Niat Sholat Ghaib untuk Pria dan Wanita

Pertanyaan  

Assalamu’alaikum warahmatullahi wabarokatuh ustadz jika dalam satu hari ada beberapa yang meninggal, kemudian yang meninggal ada laki-laki dan perempuan, apakah sholat gaibnya satu-satu atau bisa digabung?

Jawaban
Ustadz Farid Nu'man Hasan, SS

Wa’alaikumussalam wa Rahmatullah wa Barakatuh

Bismillahirrahmanirrahim..

Shalat ghaib itu disyaratkan. Berkata Al Ustadz Dr. Su’ud Abdullah Al Funaisan:

فالحنفية والمالكية لا يجوزون الصلاة على الميت الغائب وهي رواية في مذهب أحمد. ووجه ذلك عندهم أنه لم ينقل عن الرسول صلى الله عليه وسلم أنه صلى صلاة الغائب على غير النجاشي ، ويرون أن صلاة الغائب خاصة به، وقالوا أيضا أنه مات كثير من الصحابة خارج المدينة ولم ينقل أن الرسول – صلى الله عليه وسلم – صلى عليهم أو أمر بذلك. وذهبت الشافعية والحنابلة إلى مشروعية الصلاة على الميت الغائب وتمسكوا بصلاة الرسول – صلى الله عليه وسلم – وصحابته على النجاشي عند موته ولا يرون خصوصيتها به لعدم النص على ذلك، وقالوا : الأصل في الأحكام العموم وعدم الخصوصية. والذي يظهر لي – والله أعلم – بعد النظر والتأمل في النصوص: أن صلاة الغائب جائزة إذا كان المتوفى له شأن بين المسلمين في الصلاح والعلم أو الدعوة إلى الله، أو كان زعيما وأميراً – كما هي الحال في النجاشي – رحمه الله – . أما إذا كان الميت من آحاد الناس وعامتهم فلا تشرع صلاة الغائب عليه حينئذ .

Kalangan Hanafiyah dan Malikiyah berpandangan tidak bolehnya shalat kepada mayit yang ghaib, dan ini juga satu riwayat dari pendapat Ahmad.
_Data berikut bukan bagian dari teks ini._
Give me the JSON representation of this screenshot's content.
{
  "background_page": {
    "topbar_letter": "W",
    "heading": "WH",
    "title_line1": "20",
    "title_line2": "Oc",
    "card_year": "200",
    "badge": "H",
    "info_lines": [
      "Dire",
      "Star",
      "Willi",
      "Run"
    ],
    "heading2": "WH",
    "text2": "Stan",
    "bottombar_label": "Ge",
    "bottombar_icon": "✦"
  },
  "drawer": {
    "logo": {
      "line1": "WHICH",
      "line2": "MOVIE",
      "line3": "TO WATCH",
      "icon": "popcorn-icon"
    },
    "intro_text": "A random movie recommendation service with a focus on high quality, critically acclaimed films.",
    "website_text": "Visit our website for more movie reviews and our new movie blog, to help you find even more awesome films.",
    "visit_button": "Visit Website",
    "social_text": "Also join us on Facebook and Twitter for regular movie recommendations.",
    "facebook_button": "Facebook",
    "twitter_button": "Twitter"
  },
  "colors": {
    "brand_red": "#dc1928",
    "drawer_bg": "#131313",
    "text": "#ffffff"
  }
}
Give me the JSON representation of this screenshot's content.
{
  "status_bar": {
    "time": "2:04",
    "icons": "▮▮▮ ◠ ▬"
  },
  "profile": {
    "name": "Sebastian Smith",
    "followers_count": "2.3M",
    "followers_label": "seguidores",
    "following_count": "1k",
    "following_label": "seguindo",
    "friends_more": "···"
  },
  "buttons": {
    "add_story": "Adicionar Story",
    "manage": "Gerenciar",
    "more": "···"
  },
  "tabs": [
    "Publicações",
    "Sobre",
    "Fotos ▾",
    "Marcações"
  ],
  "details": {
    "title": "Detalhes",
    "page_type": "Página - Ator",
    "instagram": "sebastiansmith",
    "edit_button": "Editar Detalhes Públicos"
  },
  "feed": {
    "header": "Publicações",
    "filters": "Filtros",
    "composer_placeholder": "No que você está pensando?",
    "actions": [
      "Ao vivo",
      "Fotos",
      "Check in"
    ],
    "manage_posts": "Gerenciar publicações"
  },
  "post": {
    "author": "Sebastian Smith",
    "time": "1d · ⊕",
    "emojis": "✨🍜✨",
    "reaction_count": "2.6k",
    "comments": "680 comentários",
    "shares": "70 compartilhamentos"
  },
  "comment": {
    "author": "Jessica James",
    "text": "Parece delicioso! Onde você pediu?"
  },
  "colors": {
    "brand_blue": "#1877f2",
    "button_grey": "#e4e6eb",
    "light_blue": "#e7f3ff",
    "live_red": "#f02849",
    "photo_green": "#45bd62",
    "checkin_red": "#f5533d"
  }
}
Alasan mereka adalah karena tidak pernah diriwayatkan dari Rasul Shallallahu ‘Alaihi wa Sallam melakukan shalat ghaib kepada selain Najasyi, mereka berpendapat bahwa shalat ghaib adalah khusus bagi Najasyi. Mereka juga mengatakan, bahwa para sahabat banyak yang wafat di luar Madinah, tetapi tidak ada riwayat yang menyebut bahwa beliau melakukan shalat ghaib atau memerintahkan hal itu. Kalangan Syafi’iyah dan Hanabilah berpendapat disyariatkannya shalat ghaib, berdasarkan riwayat shalatnya Rasulullah Shallallahu ‘Alaihi wa Sallam bersama sahabatnya untuk Najasyi ketika hari wafatnya. Mereka tidak menilai bahwa ini khusus bagi dia saja, sebab tidak ada dalil yang menunjukkan kekhususan itu. Mereka mengatakan: asal dari hukum adalah keumumannya, tidak secara khusus. Adapun yang benar menurutku adalah –wallahu a’lam- setelah memperhatikan dan melihat nash-nash yang ada; shalat ghaib adalah boleh jika yang wafat itu tinggal bersama kaum muslimin dalam keadaan baik, berilmu, dan penyeru dakwah ilallah, atau dia seorang pemimpin dan penguasa, sebagaimana begitulah keadaan Najasyi Rahimahullah. Sedangkan jika yang wafat adalah salah satu dari manusia dan rakyat kebanyakan, maka saat itu tidak disyariatkan shalat ghaib. (Al Khulashah, 2/223).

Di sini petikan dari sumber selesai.